Paulo Victor Chagas – Repórter da Agência Brasil. Edição: Valéria Aguiar
Perda de territórios tradicionais, transferência forçada e exploração de mão-de-obra foram alguns dos casos de violência sofridos pelos povos indígenas durante a ditadura militar. “Nossa história é longa, triste e cheia de sangue, lágrimas e sofrimento”, contou o antigo cacique Ofaié, Ataíde Francisco Rodrigues, durante audiência pública promovida ontem (26) pela Comissão Nacional da Verdade (CNV).
“Hoje somos compostos por Ofaié, Kaiowá, Terena e não-indigenas, somos o restante de uma etnia que no final do século XIX éramos duas mil pessoas e hoje somos apenas 8 falantes da língua Ofaié”, diz ele.
“Eu paro e reflito o que aconteceu no passado foi um massacre, um verdadeiro extermínio, onde um boi teve mais valor que a vida de um índio, que a vida de um ofaié”, relatou José Gomes, atual cacique da etnia. No segundo dia da audiência na cidade de Dourados (MS), José Gomes disse que seu povo foi declarado extinto nos anos 1970 e no final da década perdeu seu último pedaço de terra tradicional.
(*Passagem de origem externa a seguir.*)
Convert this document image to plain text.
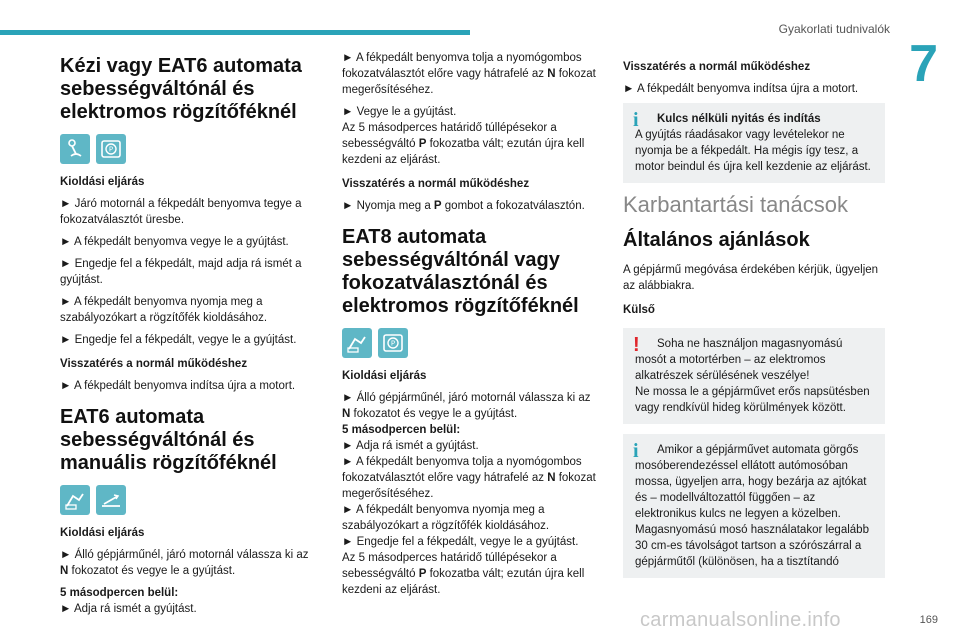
Gyakorlati tudnivalók
7
Kézi vagy EAT6 automata sebességváltónál és elektromos rögzítőféknél
P
Kioldási eljárás

► Járó motornál a fékpedált benyomva tegye a fokozatválasztót üresbe.

► A fékpedált benyomva vegye le a gyújtást.

► Engedje fel a fékpedált, majd adja rá ismét a gyújtást.

► A fékpedált benyomva nyomja meg a szabályozókart a rögzítőfék kioldásához.

► Engedje fel a fékpedált, vegye le a gyújtást.

Visszatérés a normál működéshez

► A fékpedált benyomva indítsa újra a motort.

EAT6 automata sebességváltónál és manuális rögzítőféknél
Kioldási eljárás

► Álló gépjárműnél, járó motornál válassza ki az N fokozatot és vegye le a gyújtást.

5 másodpercen belül:

► Adja rá ismét a gyújtást.

► A fékpedált benyomva tolja a nyomógombos fokozatválasztót előre vagy hátrafelé az N fokozat megerősítéséhez.

► Vegye le a gyújtást.

Az 5 másodperces határidő túllépésekor a sebességváltó P fokozatba vált; ezután újra kell kezdeni az eljárást.

Visszatérés a normál működéshez

► Nyomja meg a P gombot a fokozatválasztón.

EAT8 automata sebességváltónál vagy fokozatválasztónál és elektromos rögzítőféknél
P
Kioldási eljárás

► Álló gépjárműnél, járó motornál válassza ki az N fokozatot és vegye le a gyújtást.

5 másodpercen belül:

► Adja rá ismét a gyújtást.

► A fékpedált benyomva tolja a nyomógombos fokozatválasztót előre vagy hátrafelé az N fokozat megerősítéséhez.

► A fékpedált benyomva nyomja meg a szabályozókart a rögzítőfék kioldásához.

► Engedje fel a fékpedált, vegye le a gyújtást.

Az 5 másodperces határidő túllépésekor a sebességváltó P fokozatba vált; ezután újra kell kezdeni az eljárást.

Visszatérés a normál működéshez

► A fékpedált benyomva indítsa újra a motort.

i	Kulcs nélküli nyitás és indítás
A gyújtás ráadásakor vagy levételekor ne nyomja be a fékpedált. Ha mégis így tesz, a motor beindul és újra kell kezdenie az eljárást.
Karbantartási tanácsok
Általános ajánlások

A gépjármű megóvása érdekében kérjük, ügyeljen az alábbiakra.

Külső
!	Soha ne használjon magasnyomású mosót a motortérben – az elektromos alkatrészek sérülésének veszélye!
Ne mossa le a gépjárművet erős napsütésben vagy rendkívül hideg körülmények között.
i	Amikor a gépjárművet automata görgős mosóberendezéssel ellátott autómosóban mossa, ügyeljen arra, hogy bezárja az ajtókat és – modellváltozattól függően – az elektronikus kulcs ne legyen a közelben.
Magasnyomású mosó használatakor legalább 30 cm-es távolságot tartson a szórószárral a gépjárműtől (különösen, ha a tisztítandó
carmanualsonline.info	169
Segundo ele, os Ofaié foram forçados a conviverem com outros povos depois que a terra em que ocupavam foi entregue pela Funai a pecuaristas.
Após serem expulsos da ilha em que viviam, tomada pelo Exército em 1972 e arrendada para pecuaristas, os índios Guató se espalharam por vários municípios próximos a Corumbá (MS). “Os Guató que ali viviam foram expulsos pelo gado, pois não tínhamos costume de criar animais, mas de ter pequenas roças”, lembrou o indígena Zaqueu, de acordo com a assessoria de comunicação da CNV.
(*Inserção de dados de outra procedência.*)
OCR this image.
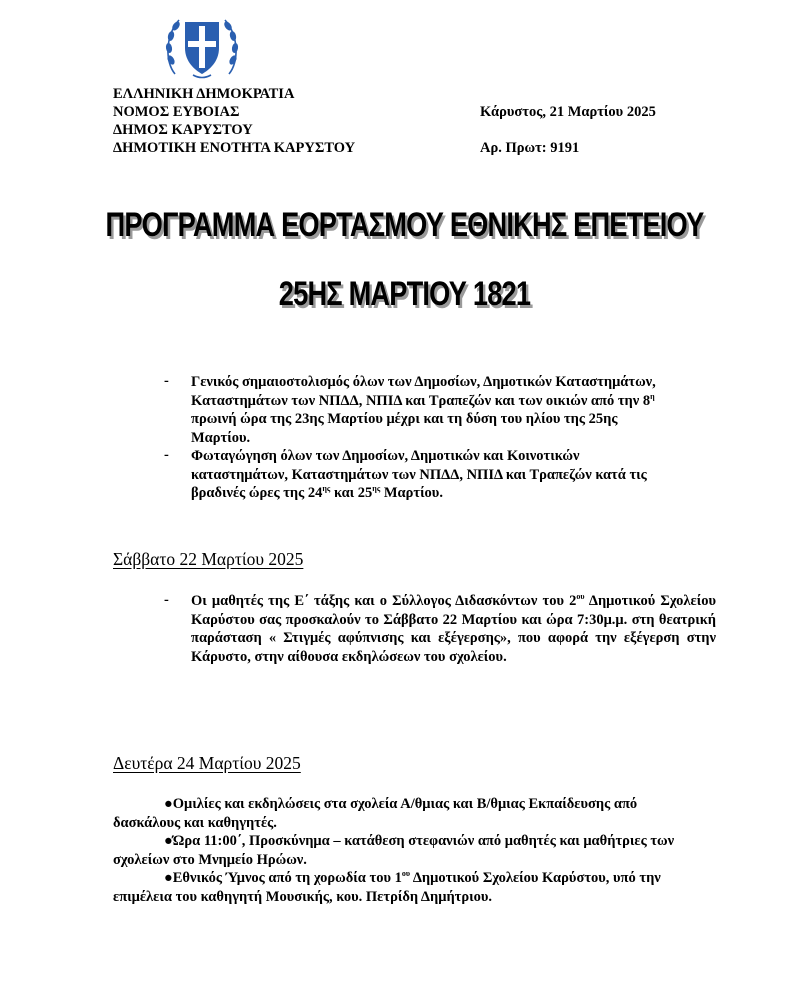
ΕΛΛΗΝΙΚΗ ΔΗΜΟΚΡΑΤΙΑ
ΝΟΜΟΣ ΕΥΒΟΙΑΣ
ΔΗΜΟΣ ΚΑΡΥΣΤΟΥ
ΔΗΜΟΤΙΚΗ ΕΝΟΤΗΤΑ ΚΑΡΥΣΤΟΥ
Κάρυστος, 21 Μαρτίου 2025
Αρ. Πρωτ: 9191
ΠΡΟΓΡΑΜΜΑ ΕΟΡΤΑΣΜΟΥ ΕΘΝΙΚΗΣ ΕΠΕΤΕΙΟΥ
25ΗΣ ΜΑΡΤΙΟΥ 1821
- Γενικός σημαιοστολισμός όλων των Δημοσίων, Δημοτικών Καταστημάτων,
Καταστημάτων των ΝΠΔΔ, ΝΠΙΔ και Τραπεζών και των οικιών από την $8^\eta$
πρωινή ώρα της 23ης Μαρτίου μέχρι και τη δύση του ηλίου της 25ης
Μαρτίου.
- Φωταγώγηση όλων των Δημοσίων, Δημοτικών και Κοινοτικών
καταστημάτων, Καταστημάτων των ΝΠΔΔ, ΝΠΙΔ και Τραπεζών κατά τις
βραδινές ώρες της $24^{\eta\varsigma}$ και $25^{\eta\varsigma}$ Μαρτίου.
Σάββατο 22 Μαρτίου 2025
- Οι μαθητές της Ε΄ τάξης και ο Σύλλογος Διδασκόντων του $2^{o\upsilon}$ Δημοτικού Σχολείου Καρύστου σας προσκαλούν το Σάββατο 22 Μαρτίου και ώρα 7:30μ.μ. στη θεατρική παράσταση « Στιγμές αφύπνισης και εξέγερσης», που αφορά την εξέγερση στην Κάρυστο, στην αίθουσα εκδηλώσεων του σχολείου.
Δευτέρα 24 Μαρτίου 2025
●Ομιλίες και εκδηλώσεις στα σχολεία Α/θμιας και Β/θμιας Εκπαίδευσης από δασκάλους και καθηγητές.
●Ώρα 11:00΄, Προσκύνημα – κατάθεση στεφανιών από μαθητές και μαθήτριες των σχολείων στο Μνημείο Ηρώων.
●Εθνικός Ύμνος από τη χορωδία του $1^{o\upsilon}$ Δημοτικού Σχολείου Καρύστου, υπό την επιμέλεια του καθηγητή Μουσικής, κου. Πετρίδη Δημήτριου.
Justino Francisco Samuel foi explorado por uma usina de açúcar e álcool nos anos 1960 e 1970, junto com 40 terenas recrutados para trabalhar na empresa. Segundo seu relato, os terenas foram perseguidos por fazendeiros e autoridades, incomodados com as suas expedições tradicionais de caça e extrativismo.
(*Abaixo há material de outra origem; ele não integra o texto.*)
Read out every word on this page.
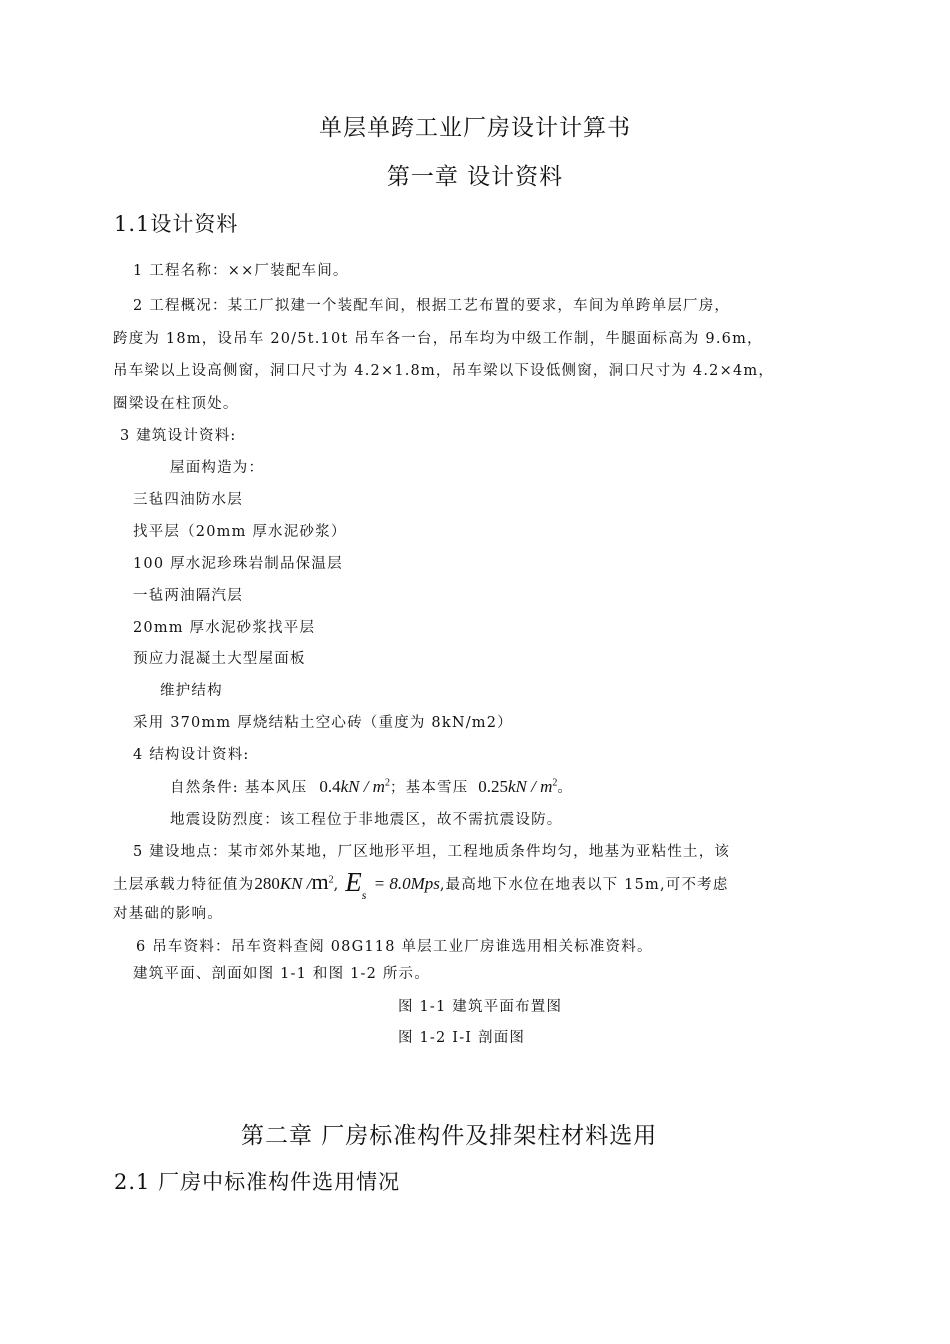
单层单跨工业厂房设计计算书
第一章 设计资料
1.1设计资料
1 工程名称：××厂装配车间。
2 工程概况：某工厂拟建一个装配车间，根据工艺布置的要求，车间为单跨单层厂房，
跨度为 18m，设吊车 20/5t.10t 吊车各一台，吊车均为中级工作制，牛腿面标高为 9.6m，
吊车梁以上设高侧窗，洞口尺寸为 4.2×1.8m，吊车梁以下设低侧窗，洞口尺寸为 4.2×4m，
圈梁设在柱顶处。
3 建筑设计资料:
屋面构造为：
三毡四油防水层
找平层（20mm 厚水泥砂浆）
100 厚水泥珍珠岩制品保温层
一毡两油隔汽层
20mm 厚水泥砂浆找平层
预应力混凝土大型屋面板
维护结构
采用 370mm 厚烧结粘土空心砖（重度为 8kN/m2）
4 结构设计资料:
自然条件: 基本风压 $0.4kN / m^2$；基本雪压 $0.25kN / m^2$。
地震设防烈度：该工程位于非地震区，故不需抗震设防。
5 建设地点：某市郊外某地，厂区地形平坦，工程地质条件均匀，地基为亚粘性土，该
土层承载力特征值为280KN $/m^2$, $E_s= 8.0Mps$,最高地下水位在地表以下 15m,可不考虑
对基础的影响。
6 吊车资料：吊车资料查阅 08G118 单层工业厂房谁选用相关标准资料。
建筑平面、剖面如图 1-1 和图 1-2 所示。
图 1-1 建筑平面布置图
图 1-2 I-I 剖面图
第二章 厂房标准构件及排架柱材料选用
2.1 厂房中标准构件选用情况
Os depoimentos revelam a participação de funcionários do extinto Serviço de Proteção ao Índio (SPI) em violações de direitos humanos contra os povos. A audiência também ouviu a coordenadora regional da Funai em Campo Grande, Ana Beatriz Lisboa. “Eles sabem que no passado o governo não tinha esse respeito com a questão cultural, a questão tradicional, a própria forma de vida dos povos indígenas. Como o SPI era órgão do governo que fazia esse papel, é natural que fizesse a mesma atuação equivocada de todo governo”, disse, conforme registro de estudantes da Universidade Federal do Mato Grosso do Sul (UFMS) em página criada para acompanhar a audiência.
À tarde, os participantes da audiência pública fizeram uma roda de conversa na Escola Indígena Tengatuí. Genésio Farias foi apresentado como o primeiro professor da Terra Indígena Cachoeirinha, e sua fala na língua original foi traduzida simultaneamente. Segundo ele, muitas mortes e acidentes envolvendo os índios, como a reintegração de posse de uma fazenda, não tiveram uma resposta efetiva do Estado.
“Meu povo vem sofrendo há muito tempo, muito antes desse período da ditadura. Quando começou a se formar fazendas ao redor das aldeias, começou a sofrer muito mais, trabalhando nessas fazendas de campos de colonos”. Genésio conta que um acidente de trabalho e um incêndio em um ônibus que transportava estudantes causaram mortes e nenhuma família foi indenizada.
No primeiro dia de audiência, o índio guarani Bonifácio Reginaldo Duarte contou o processo de trabalho forçado e espancamento pelo qual passaram índios transformados em prisioneiros. Estes depoimentos foram documentados e ajudarão a compor o relatório final da CNV. Eles poderão servir como base para possíveis pedidos de indenização coletiva. Esse e outros tipos de ações compensatórias não são papel da comissão.